Svart consists of one Draug, performing all but the session drums. He is a member of numerous other Swedish projects below the radar, including Livsnekad (which features the prolific Niklas Kvarforth of Shining, etc.). The sound here is something akin to Forgotten Tomb meets Shining, albeit something gentler on the soul than that combination might imply. The album journeys through a series of peaks and valleys which transport the listener to a grim landscape of sorrow.

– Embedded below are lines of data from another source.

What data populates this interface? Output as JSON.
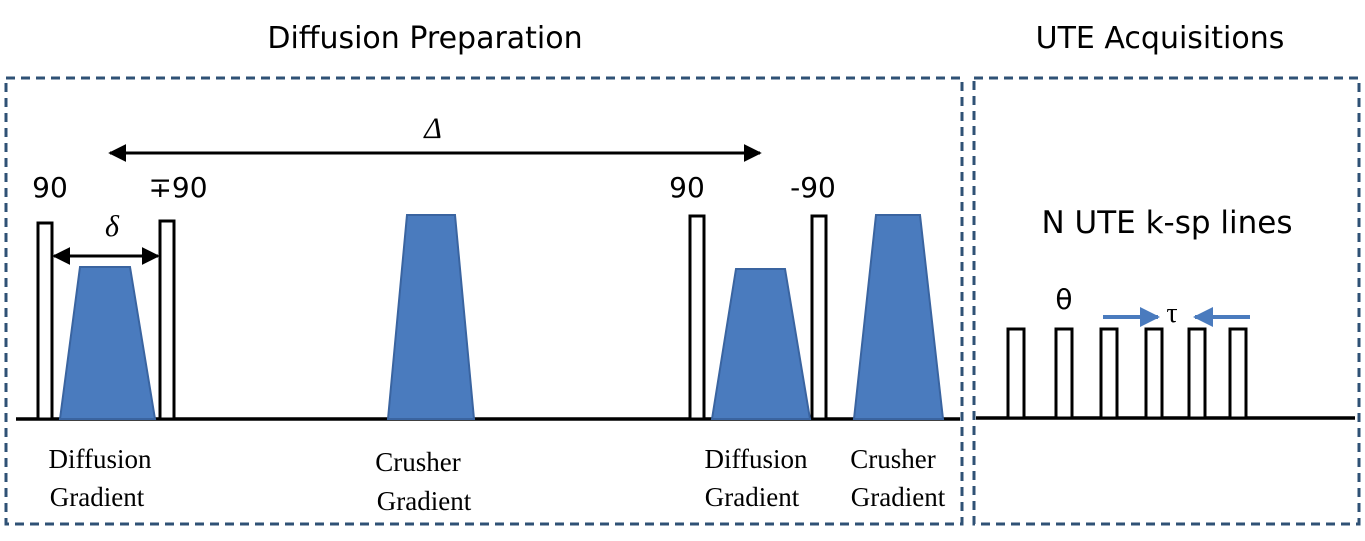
{
  "sections": {
    "diffusion_title": "Diffusion Preparation",
    "ute_title": "UTE Acquisitions"
  },
  "symbols": {
    "big_delta": "Δ",
    "small_delta": "δ",
    "theta": "θ",
    "tau": "τ"
  },
  "pulse_labels": {
    "p1": "90",
    "p2": "∓90",
    "p3": "90",
    "p4": "-90"
  },
  "ute_label": "N UTE k-sp lines",
  "gradient_labels": [
    {
      "line1": "Diffusion",
      "line2": "Gradient"
    },
    {
      "line1": "Crusher",
      "line2": "Gradient"
    },
    {
      "line1": "Diffusion",
      "line2": "Gradient"
    },
    {
      "line1": "Crusher",
      "line2": "Gradient"
    }
  ],
  "colors": {
    "gradient_fill": "#4a7bbe",
    "gradient_stroke": "#3a64a0",
    "frame": "#2f5175",
    "arrow_blue": "#4a7bbe"
  }
}
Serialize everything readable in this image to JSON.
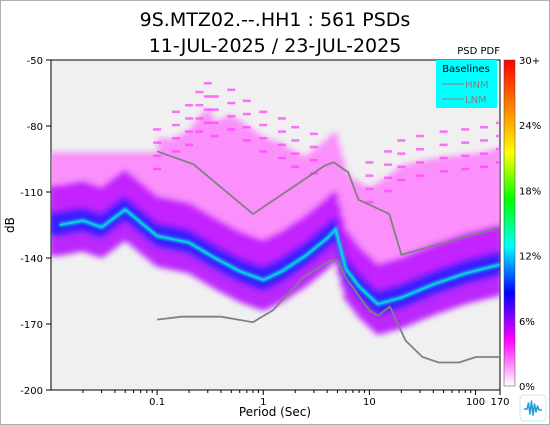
{
  "chart_data": {
    "type": "heatmap",
    "title_line1": "9S.MTZ02.--.HH1 : 561 PSDs",
    "title_line2": "11-JUL-2025 / 23-JUL-2025",
    "xlabel": "Period (Sec)",
    "ylabel": "dB",
    "x_scale": "log",
    "xlim": [
      0.01,
      170
    ],
    "ylim": [
      -200,
      -50
    ],
    "x_ticks": [
      {
        "value": 0.1,
        "label": "0.1"
      },
      {
        "value": 1,
        "label": "1"
      },
      {
        "value": 10,
        "label": "10"
      },
      {
        "value": 100,
        "label": "100"
      },
      {
        "value": 170,
        "label": "170"
      }
    ],
    "y_ticks": [
      {
        "value": -50,
        "label": "-50"
      },
      {
        "value": -80,
        "label": "-80"
      },
      {
        "value": -110,
        "label": "-110"
      },
      {
        "value": -140,
        "label": "-140"
      },
      {
        "value": -170,
        "label": "-170"
      },
      {
        "value": -200,
        "label": "-200"
      }
    ],
    "colorbar": {
      "title": "PSD PDF",
      "labels": [
        "30+",
        "24%",
        "18%",
        "12%",
        "6%",
        "0%"
      ],
      "colors": [
        "#ff0000",
        "#ff8000",
        "#ffff00",
        "#00ff00",
        "#00ffff",
        "#0000ff",
        "#ff00ff",
        "#ffffff"
      ]
    },
    "legend": {
      "title": "Baselines",
      "placement": "top-right",
      "background": "#00ffff",
      "entries": [
        {
          "name": "HNM",
          "color": "#808080"
        },
        {
          "name": "LNM",
          "color": "#808080"
        }
      ]
    },
    "series": [
      {
        "name": "HNM",
        "color": "#808080",
        "x": [
          0.1,
          0.22,
          0.8,
          3.8,
          4.6,
          6.3,
          7.9,
          15.4,
          20,
          170
        ],
        "y": [
          -91.5,
          -97.4,
          -120,
          -98,
          -96.5,
          -101,
          -113.5,
          -120,
          -138.5,
          -126
        ]
      },
      {
        "name": "LNM",
        "color": "#808080",
        "x": [
          0.1,
          0.17,
          0.4,
          0.8,
          1.24,
          2.4,
          4.3,
          5,
          6,
          10,
          12,
          15.6,
          21.9,
          31.6,
          45,
          70,
          101,
          154,
          170
        ],
        "y": [
          -168,
          -166.7,
          -166.7,
          -169.2,
          -163.7,
          -148.6,
          -141.1,
          -141.1,
          -149,
          -163.8,
          -166.2,
          -162.1,
          -177.5,
          -185,
          -187.5,
          -187.5,
          -185,
          -185,
          -185
        ]
      }
    ],
    "pdf_ridge": {
      "x": [
        0.012,
        0.02,
        0.03,
        0.05,
        0.1,
        0.2,
        0.35,
        0.6,
        1,
        1.5,
        2.5,
        4,
        4.8,
        6,
        8,
        12,
        20,
        40,
        80,
        170
      ],
      "y": [
        -125,
        -123,
        -126,
        -118,
        -130,
        -133,
        -140,
        -146,
        -150,
        -146,
        -139,
        -131,
        -127,
        -145,
        -153,
        -161,
        -158,
        -152,
        -147,
        -143
      ]
    },
    "pdf_upper_scatter": {
      "x": [
        0.1,
        0.15,
        0.2,
        0.25,
        0.3,
        0.35,
        0.5,
        0.7,
        1.0,
        1.5,
        2.0,
        3.0,
        10,
        15,
        20,
        30,
        50,
        80,
        120,
        170
      ],
      "y": [
        -93,
        -85,
        -82,
        -76,
        -72,
        -78,
        -75,
        -80,
        -85,
        -88,
        -92,
        -95,
        -108,
        -103,
        -98,
        -96,
        -94,
        -93,
        -92,
        -90
      ]
    }
  }
}
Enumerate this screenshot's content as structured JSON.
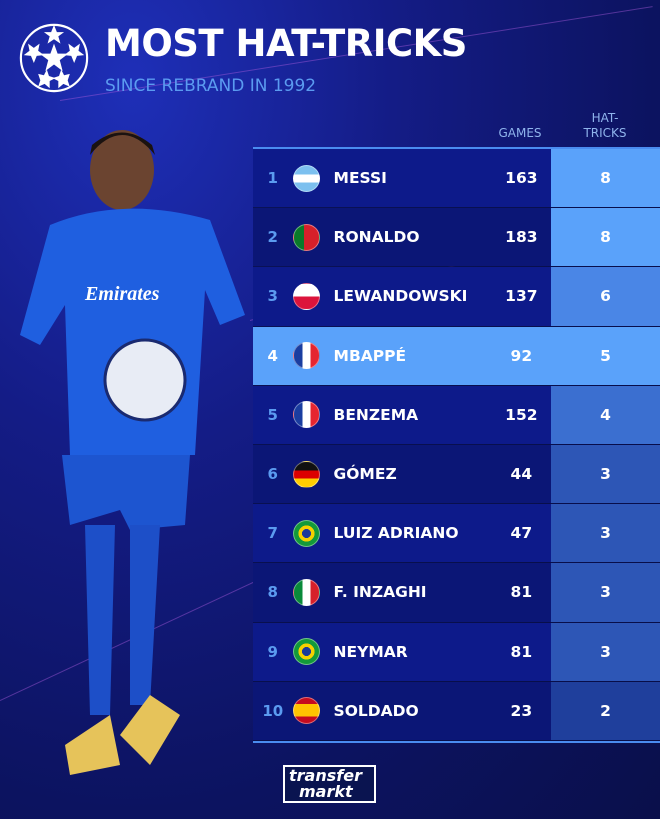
{
  "header": {
    "title": "MOST HAT-TRICKS",
    "subtitle": "SINCE REBRAND IN 1992",
    "logo_icon": "champions-league-starball-icon"
  },
  "columns": {
    "games": "GAMES",
    "hat_tricks_1": "HAT-",
    "hat_tricks_2": "TRICKS"
  },
  "rows": [
    {
      "rank": "1",
      "flag": "argentina",
      "name": "MESSI",
      "games": "163",
      "hat_tricks": "8"
    },
    {
      "rank": "2",
      "flag": "portugal",
      "name": "RONALDO",
      "games": "183",
      "hat_tricks": "8"
    },
    {
      "rank": "3",
      "flag": "poland",
      "name": "LEWANDOWSKI",
      "games": "137",
      "hat_tricks": "6"
    },
    {
      "rank": "4",
      "flag": "france",
      "name": "MBAPPÉ",
      "games": "92",
      "hat_tricks": "5",
      "highlight": true
    },
    {
      "rank": "5",
      "flag": "france",
      "name": "BENZEMA",
      "games": "152",
      "hat_tricks": "4"
    },
    {
      "rank": "6",
      "flag": "germany",
      "name": "GÓMEZ",
      "games": "44",
      "hat_tricks": "3"
    },
    {
      "rank": "7",
      "flag": "brazil",
      "name": "LUIZ ADRIANO",
      "games": "47",
      "hat_tricks": "3"
    },
    {
      "rank": "8",
      "flag": "italy",
      "name": "F. INZAGHI",
      "games": "81",
      "hat_tricks": "3"
    },
    {
      "rank": "9",
      "flag": "brazil",
      "name": "NEYMAR",
      "games": "81",
      "hat_tricks": "3"
    },
    {
      "rank": "10",
      "flag": "spain",
      "name": "SOLDADO",
      "games": "23",
      "hat_tricks": "2"
    }
  ],
  "branding": {
    "line1": "transfer",
    "line2": "markt"
  },
  "colors": {
    "highlight": "#5aa2fa",
    "accent": "#5b9bf0",
    "row_dark": "#0d1a8a"
  }
}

"Livet Faller Samman" is the lengthiest of the compositions here, over 9 minutes, characterized by its churning rhythm guitars and simple placement of melodic notes which carve a haunting portrait of a slowly shifting landscape. The song picks up near the end with some blasting and then dissolves into a sparse doom. In all, I barely felt the track's length, a good sign. "In Endless Grief" is a shorter track that immediately caught my attention with a well written somber melody above some driving chords. There is a beautiful descent to this track which recalls early Amorphis or Katatonia. "Fördärvets Mästerverk" opens with a few moments of ambiance before a slow wall of despair crawls through. Though the shortest track here, "Då Glädjen Seglar Iväg" makes great use of samples and effects above its creepy pianos, the perfect soundtrack to breaking and entering a funeral home at night with a bottle of whiskey and a pistol with one bullet. The title track offers both glorious slower paced picking and a grooving black/doom subtext in the verse chords. "Medmänsklighet" is a longer instrumental with some more samples, the focus here is on the grieving tones of the acoustic guitar, and I enjoyed the simple swell of feedback at the very end.

Vanära, Vanmakt och Avsmak is a cut above most albums of its type in the production area, it all sounds great from the majority of its weeping chords to the few moments of distraction where the metal is turned off completely. Draug's vocals are hoarse and throaty, smothering the tracks with the weight of his hatred and grief. Most of the vocals are in Swedish. The album wraps up nicely, if you can call 43 minute of bleak suffering 'nice'. Highly recommended if you favor strong central melodies above a slow barrage of well chosen chords, or blackish/doom bands in particular (though the riff style here rarely crossing the line into doom territory). The non-metal tracks are equally enthralling. An excellent debut.